A word in defence of hippies. Over the weekend, chastened, born-again vaccinator Ian Williams fronted a publicity drive for immunisation, after his child almost died from tetanus. Williams, a science graduate and food technologist, and his health worker wife, Linda, had previously refused to allow their children to get their recommended jabs.
"When it came to my kid's health," he said, "I let the hippy win. I should have let science win." Around 300 years after vaccinations for smallpox had been first introduced to Europe from the Ottoman Empire, he certainly should have let science win. But why suggest hippies were flat-earthers as well?
I was never a hippy myself. Beads and incense weren't my thing. And after years of listening to Auckland University lecturers drone on, I had no wish to rush to India to sit at the feet of yet more gurus. But travelling overland to Europe at the time, we travelled the same roads, caught the same local buses, stayed at the same four rupees-a-day hotels, and swapped information. Like where to update one's vaccinations.

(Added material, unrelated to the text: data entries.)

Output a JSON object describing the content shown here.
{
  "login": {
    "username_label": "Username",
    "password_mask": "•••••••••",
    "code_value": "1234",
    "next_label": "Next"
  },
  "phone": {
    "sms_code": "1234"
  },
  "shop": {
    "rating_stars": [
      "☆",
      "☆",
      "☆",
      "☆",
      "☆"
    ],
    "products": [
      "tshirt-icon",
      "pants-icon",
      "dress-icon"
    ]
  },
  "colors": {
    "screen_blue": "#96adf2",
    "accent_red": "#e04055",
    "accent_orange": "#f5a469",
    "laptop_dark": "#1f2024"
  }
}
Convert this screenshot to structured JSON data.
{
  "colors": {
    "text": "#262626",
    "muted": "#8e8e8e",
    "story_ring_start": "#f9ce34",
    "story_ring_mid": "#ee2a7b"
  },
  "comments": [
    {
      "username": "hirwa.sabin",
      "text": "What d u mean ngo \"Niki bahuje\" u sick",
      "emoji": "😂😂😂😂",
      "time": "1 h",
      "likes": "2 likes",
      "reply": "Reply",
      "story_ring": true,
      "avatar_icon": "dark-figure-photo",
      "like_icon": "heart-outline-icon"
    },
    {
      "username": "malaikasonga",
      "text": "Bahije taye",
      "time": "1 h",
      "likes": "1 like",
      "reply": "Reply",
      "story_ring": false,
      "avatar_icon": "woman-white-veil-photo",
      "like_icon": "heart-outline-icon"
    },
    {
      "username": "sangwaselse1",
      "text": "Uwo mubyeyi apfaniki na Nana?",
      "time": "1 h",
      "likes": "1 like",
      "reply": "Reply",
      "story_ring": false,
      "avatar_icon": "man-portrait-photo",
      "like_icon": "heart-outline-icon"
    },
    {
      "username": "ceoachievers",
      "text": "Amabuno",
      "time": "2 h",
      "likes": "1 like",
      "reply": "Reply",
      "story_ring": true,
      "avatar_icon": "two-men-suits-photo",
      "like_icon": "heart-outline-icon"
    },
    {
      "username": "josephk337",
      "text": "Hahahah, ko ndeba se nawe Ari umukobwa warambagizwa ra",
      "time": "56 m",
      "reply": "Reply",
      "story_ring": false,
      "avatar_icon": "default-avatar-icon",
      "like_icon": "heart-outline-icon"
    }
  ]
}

Which is how I ended up in a Russian medical centre on the outskirts of Kabul one freezing morning with assorted hippies, facing a nurse with the demeanour and build of one of her country's then famous shot-putters. She wielded a syringe that could have euthanased a wild elephant at 10 paces. But in my mind, and that of my hippy mates, the fear of catching cholera kept us there.
The Williams' conversion to vaccination came as a result of a face-to-face encounter with tetanus. When my schoolmates and I lined up to receive the miraculous new polio vaccine, there was no dissent that I can recall. We knew the alternative. He clattered around the asphalt playground with one leg encased in heavy metal calipers.